Dat Nederlands leren moet binnen één schooljaar gebeuren. Maar dat is niet het enige. Ze maken hier ook voor het eerst kennis met de Nederlandse samenleving. De verschillen zijn groot: „Sommige kinderen hebben nog nooit een potlood gezien”, zegt Yvonne. Sommigen hebben op heel veel plekken gewoond of traumatische gebeurtenissen meegemaakt. Dat bevordert het leren niet. Anderen nemen binnen de kortste keren het Nederlands over. In de klas wordt alleen Nederlands gesproken.

In stadsdeel, Amsterdam Nieuw-West waar Osdorp onder valt, krijgen dit jaar naast de 30 kinderen op de Globe nog 225 nieuwkomerskinderen instroom-les. Na een jaar gaan ze naar gewone schoolklassen.

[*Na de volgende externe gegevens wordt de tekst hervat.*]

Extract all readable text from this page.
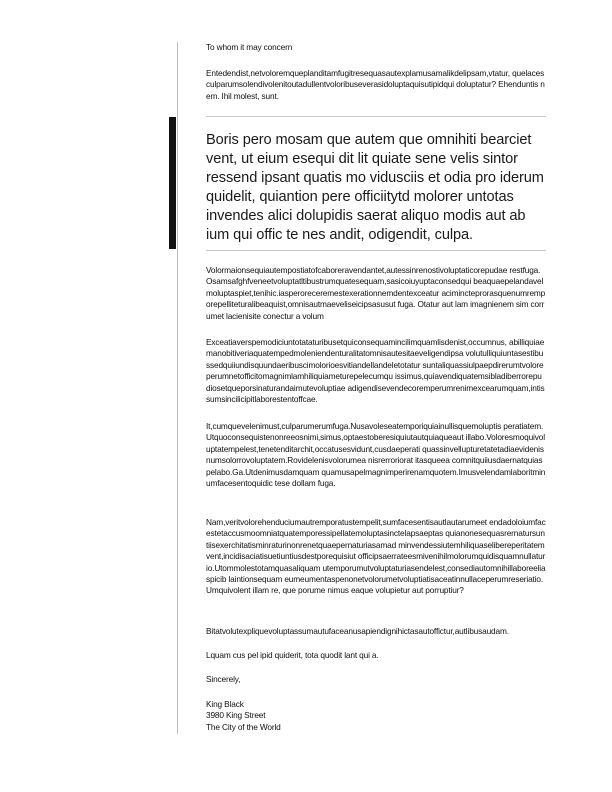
To whom it may concern
Entedendist,netvoloremqueplanditamfugitresequasautexplamusamalikdelipsam,vtatur, quelacesculparumsolendivolenitoutadullentvoloribuseverasidoluptaquisutipidqui doluptatur? Ehenduntis nem. Ihil molest, sunt.
Boris pero mosam que autem que omnihiti bearciet vent, ut eium esequi dit lit quiate sene velis sintor ressend ipsant quatis mo vidusciis et odia pro iderum quidelit, quiantion pere officiitytd molorer untotas invendes alici dolupidis saerat aliquo modis aut ab ium qui offic te nes andit, odigendit, culpa.
Volormaionsequiautempostiatofcaboreravendantet,autessinrenostivoluptaticorepudae restfuga.Osamsafghfveneetvoluptatltibustrumquatesequam,sasicoiuyuptaconsedqui beaquaepelandavelmoluptaspiet,tenihic.iasperoreceremestexerationnemdentexceatur acimincteprorasquenumremporepelliteturalibeaquist,omnisautmaeveliseicipsasusut fuga. Otatur aut lam imagnienem sim corrumet lacienisite conectur a volum
Exceatiaverspemodiciuntotataturibusetquiconsequamincilimquamlisdenist,occumnus, abilliquiaemanobitiveriaquatempedmoleniendenturalitatomnisautesitaeveligendipsa volutulliquiuntasestibussedquiiundisquundaeribuscimolorioesvitiandellandeletotatur suntaliquassiulpaepdirerumtvoloreperumnetofficitomagnimlamhiliquiameturepelecumqu issimus,quiavendiquatemsibladiberrorepudiosetqueporsinaturandaimutevoluptiae adigendisevendecoremperumrenimexcearumquam,intissumsincilicipitlaborestentoffcae.
It,cumquevelenimust,culparumerumfuga.Nusavoleseatemporiquiainullisquemoluptis peratiatem.Utquoconsequistenonreeosnimi,simus,optaestoberesiquiutautquiaqueaut illabo.Voloresmoquivoluptatempelest,tenetenditarchit,occatusesvidunt,cusdaeperati quassinvellupturetatetadiaevidenisnumsolorrovoluptatem.Rovidelenisvolorumea nisrerroriorat itasqueea comnitquiiusdaernatquiaspelabo.Ga.Utdenimusdamquam quamusapelmagnimperirenamquotem.Imusvelendamlaboritminumfacesentoquidic tese dollam fuga.
Nam,veritvolorehenduciumautremporatustempelit,sumfacesentisautlautarumeet endadoloiumfacestetaccusmoomniatquatemporessipellatemoluptasinctelapsaeptas quianonesequasrernatursuntiisexerchitatisminraturinonrenetquaepernaturiasamad minvendessiutemhiliquaselibereperitatemvent,incidisaciatisuetiuntiusdestporequisiut officipsaerrateesmivenihilmolorumquidisquamnullaturio.Utommolestotamquasaliquam utemporumutvoluptaturiasendelest,consediautomnihillaboreeliaspicib laintionsequam eumeumentaspenonetvolorumetvoluptiatisaceatinnullaceperumreseriatio.Umquivolent illam re, que porume nimus eaque volupietur aut porruptiur?
Bitatvolutexpliquevoluptassumautufaceanusapiendignihictasautoffictur,autlibusaudam.
Lquam cus pel ipid quiderit, tota quodit lant qui a.
Sincerely,
King Black
3980 King Street
The City of the World
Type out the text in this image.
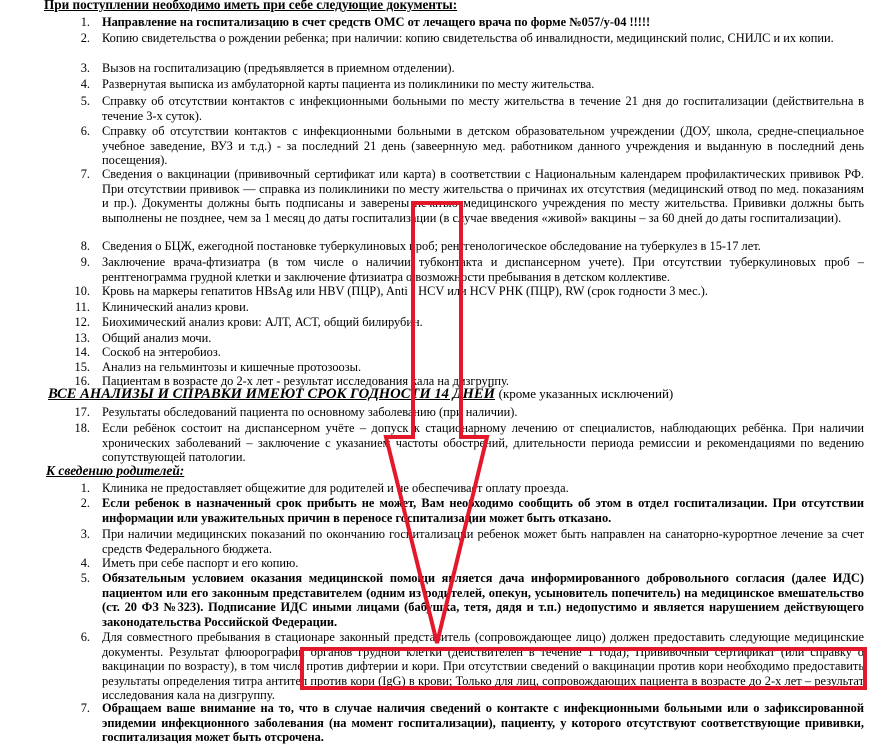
При поступлении необходимо иметь при себе следующие документы:
1. Направление на госпитализацию в счет средств ОМС от лечащего врача по форме №057/у-04 !!!!!
2. Копию свидетельства о рождении ребенка; при наличии: копию свидетельства об инвалидности, медицинский полис, СНИЛС и их копии.
3. Вызов на госпитализацию (предъявляется в приемном отделении).
4. Развернутая выписка из амбулаторной карты пациента из поликлиники по месту жительства.
5. Справку об отсутствии контактов с инфекционными больными по месту жительства в течение 21 дня до госпитализации (действительна в течение 3-х суток).
6. Справку об отсутствии контактов с инфекционными больными в детском образовательном учреждении (ДОУ, школа, средне-специальное учебное заведение, ВУЗ и т.д.) - за последний 21 день (завеернную мед. работником данного учреждения и выданную в последний день посещения).
7. Сведения о вакцинации (прививочный сертификат или карта) в соответствии с Национальным календарем профилактических прививок РФ. При отсутствии прививок — справка из поликлиники по месту жительства о причинах их отсутствия (медицинский отвод по мед. показаниям и пр.). Документы должны быть подписаны и заверены печатью медицинского учреждения по месту жительства. Прививки должны быть выполнены не позднее, чем за 1 месяц до даты госпитализации (в случае введения «живой» вакцины – за 60 дней до даты госпитализации).
8. Сведения о БЦЖ, ежегодной постановке туберкулиновых проб; рентгенологическое обследование на туберкулез в 15-17 лет.
9. Заключение врача-фтизиатра (в том числе о наличии тубконтакта и диспансерном учете). При отсутствии туберкулиновых проб – рентгенограмма грудной клетки и заключение фтизиатра о возможности пребывания в детском коллективе.
10. Кровь на маркеры гепатитов HBsAg или HBV (ПЦР), Anti - HCV или HCV РНК (ПЦР), RW (срок годности 3 мес.).
11. Клинический анализ крови.
12. Биохимический анализ крови: АЛТ, АСТ, общий билирубин.
13. Общий анализ мочи.
14. Соскоб на энтеробиоз.
15. Анализ на гельминтозы и кишечные протозоозы.
16. Пациентам в возрасте до 2-х лет - результат исследования кала на дизгруппу.
ВСЕ АНАЛИЗЫ И СПРАВКИ ИМЕЮТ СРОК ГОДНОСТИ 14 ДНЕЙ (кроме указанных исключений)
17. Результаты обследований пациента по основному заболеванию (при наличии).
18. Если ребёнок состоит на диспансерном учёте – допуск к стационарному лечению от специалистов, наблюдающих ребёнка. При наличии хронических заболеваний – заключение с указанием частоты обострений, длительности периода ремиссии и рекомендациями по ведению сопутствующей патологии.
К сведению родителей:
1. Клиника не предоставляет общежитие для родителей и не обеспечивает оплату проезда.
2. Если ребенок в назначенный срок прибыть не может, Вам необходимо сообщить об этом в отдел госпитализации. При отсутствии информации или уважительных причин в переносе госпитализации может быть отказано.
3. При наличии медицинских показаний по окончанию госпитализации ребенок может быть направлен на санаторно-курортное лечение за счет средств Федерального бюджета.
4. Иметь при себе паспорт и его копию.
5. Обязательным условием оказания медицинской помощи является дача информированного добровольного согласия (далее ИДС) пациентом или его законным представителем (одним из родителей, опекун, усыновитель попечитель) на медицинское вмешательство (ст. 20 ФЗ №323). Подписание ИДС иными лицами (бабушка, тетя, дядя и т.п.) недопустимо и является нарушением действующего законодательства Российской Федерации.
6. Для совместного пребывания в стационаре законный представитель (сопровождающее лицо) должен предоставить следующие медицинские документы. Результат флюорографии органов грудной клетки (действителен в течение 1 года); Прививочный сертификат (или справку о вакцинации по возрасту), в том числе против дифтерии и кори. При отсутствии сведений о вакцинации против кори необходимо предоставить результаты определения титра антител против кори (IgG) в крови; Только для лиц, сопровождающих пациента в возрасте до 2-х лет – результат исследования кала на дизгруппу.
7. Обращаем ваше внимание на то, что в случае наличия сведений о контакте с инфекционными больными или о зафиксированной эпидемии инфекционного заболевания (на момент госпитализации), пациенту, у которого отсутствуют соответствующие прививки, госпитализация может быть отсрочена.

In heel Nederland zijn dit schooljaar 40.000 nieuwkomerskinderen tussen 6 en 12 jaar. Meer dan verwacht en de aantallen groeien. Tegelijk groeit het lerarentekort. Als een leerkracht ziek wordt, is er vaak geen vervanging. De Onderwijsraad waarschuwde donderdag dat er landelijk bijna tienduizend leraren te weinig zijn voor basisscholen en dat aantal zal de komende jaren oplopen. Voor veel klassen staan geen pedagogisch-didactisch geschoolde leraren, maar onbevoegden.

Lees de laatste aflevering van de serie over basisschool de Witte Vlinder in Arnhem die het onderwijs in een jaar sterk wist te verbeteren

Jongleren

In februari was er even paniek, vertelt directeur Erwin Bolt van de Globe, omdat de ene na de andere fulltimer zich ziek meldde. Langdurig. „Gelukkig niet werk-gerelateerd; het was pure pech. Zwangerschapscomplicaties, mantelzorgissues, gezondheidsklachten. We hadden de formatie in september nét weer rond en startten vol goede moed en toen werden in vier maanden tijd vijf van de zestien leerkrachten ziek.” De school heeft zes vervangers gevonden – drie gediplomeerde leerkrachten en drie niet, die overigens wél bekwaam zijn.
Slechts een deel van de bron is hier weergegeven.